Lockheed Martin as Treasury Bond Agent
For investors, how they approach Lockheed Martin seems like the right way to value the company from a pure cash flow perspective. Looking at the balance sheet, we see that as of June 26, 2022, LMT had equity of $11.43 billion, which included $10.8 billion in goodwill and $2.6 billion in net intangible assets:
If you discount the goodwill and other intangible assets, Lockheed Martin has essentially no tangible equity after you factor in the liabilities. As such, the current valuation of approximately $115 billion is based solely on the company’s revenue generating capacity and not some tangible assets. Therefore, any forward-looking government debt data that TenderAlpha is able to offer could prove to be a strong indicator of the Company’s future performance.

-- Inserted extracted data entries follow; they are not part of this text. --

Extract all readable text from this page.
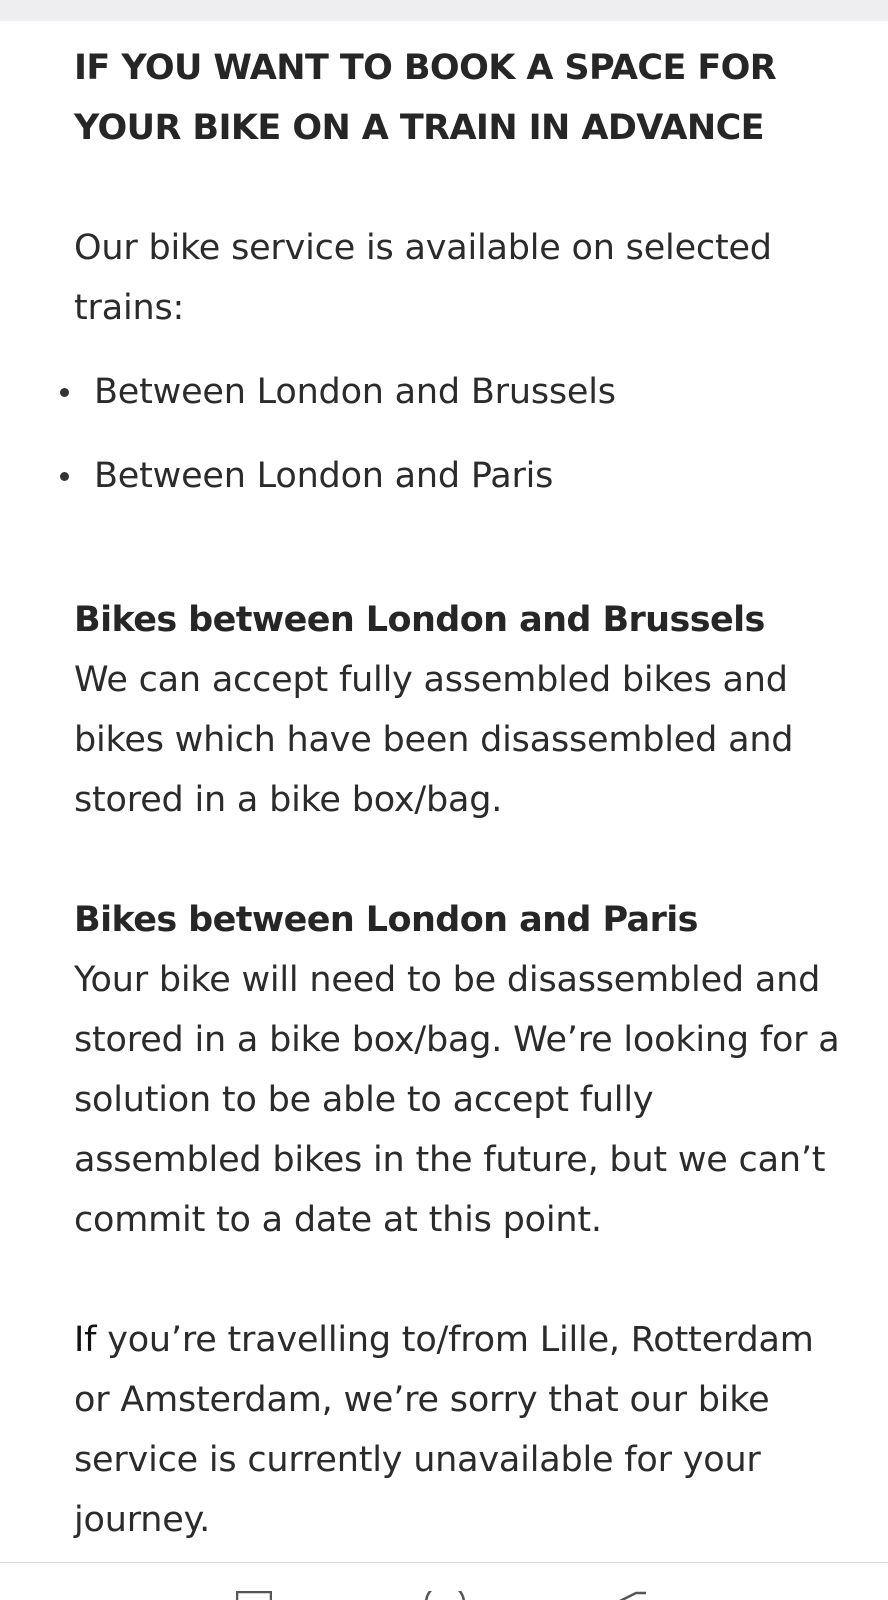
IF YOU WANT TO BOOK A SPACE FOR YOUR BIKE ON A TRAIN IN ADVANCE

Our bike service is available on selected trains:

Between London and Brussels
Between London and Paris
Bikes between London and Brussels

We can accept fully assembled bikes and bikes which have been disassembled and stored in a bike box/bag.

Bikes between London and Paris

Your bike will need to be disassembled and stored in a bike box/bag. We’re looking for a solution to be able to accept fully assembled bikes in the future, but we can’t commit to a date at this point.

If you’re travelling to/from Lille, Rotterdam or Amsterdam, we’re sorry that our bike service is currently unavailable for your journey.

Lockheed’s current payout for dividends of its $6 billion projected free cash flow is about 50%. While the dividend yield of around 2.6% is unimpressive in itself, the medium-term growth prospects are solid.
We can assume that LMT will experience a short phase of above-average growth due to the current geopolitical situation. Expect tensions to ease and growth to be in line with GDP. One risk in this de-escalation scenario is that there will actually be a fall in the demand for armaments, ie the jump in sales that is currently expected could be followed by a slump in sales across the board.
If free cash flow grows 10% annually over the next three years, it could well reach the $8 billion discussed by analysts during the earnings call. In this scenario, the free cash flow yield would be around 7% versus the current market cap in 2025, which coupled with an overall economic growth rate of 3% (which is also commonly thought to be the military spending growth rate) should take the post-2025 expected return to around 10%.
With free cash flow growth and buybacks looming, it’s not inconceivable that the 2025 dividend yield will be around 3.5% versus the current share price.
An alternative way to take a position in Lockheed would be to consider the company’s 3.8% 2045 bonds, which currently trade at about 88% of face value. The current yield is 4.3% and you get nice capital protection by buying below par. The bonds were trading in the 115-120% of par range just last year, and if yields fall, the 2045 issuance offers excellent capital growth potential, arguably with very limited downside given the common stock’s strong recent performance:
Keeping an eye on contracting is key to assessing Lockheed Martin’s near- and long-term prospects, as the company relies on government spending for 99% of its revenue. With defense spending set to increase in the coming years due to the war in Ukraine and rising geopolitical tensions, LMT is well positioned to remain resilient through turbulent times.
The company’s prospects have improved significantly, and investors have taken notice, sending its share price up about 18% year-to-date.
This has greatly frontloaded yields and created a situation where long-dated bonds could be a more attractive way to get into the company. It can be argued that its current price does not reflect LMT’s improved business prospects, making it an attractive investment for anyone looking to invest in the company.
However, should events play out broadly as expected, free cash flow should improve significantly over the coming years and LMT would be able to deliver significant dividend growth in excess of what US Treasuries offer.
Lockheed Martin is a solid example of a company whose performance is positively impacted by government procurement.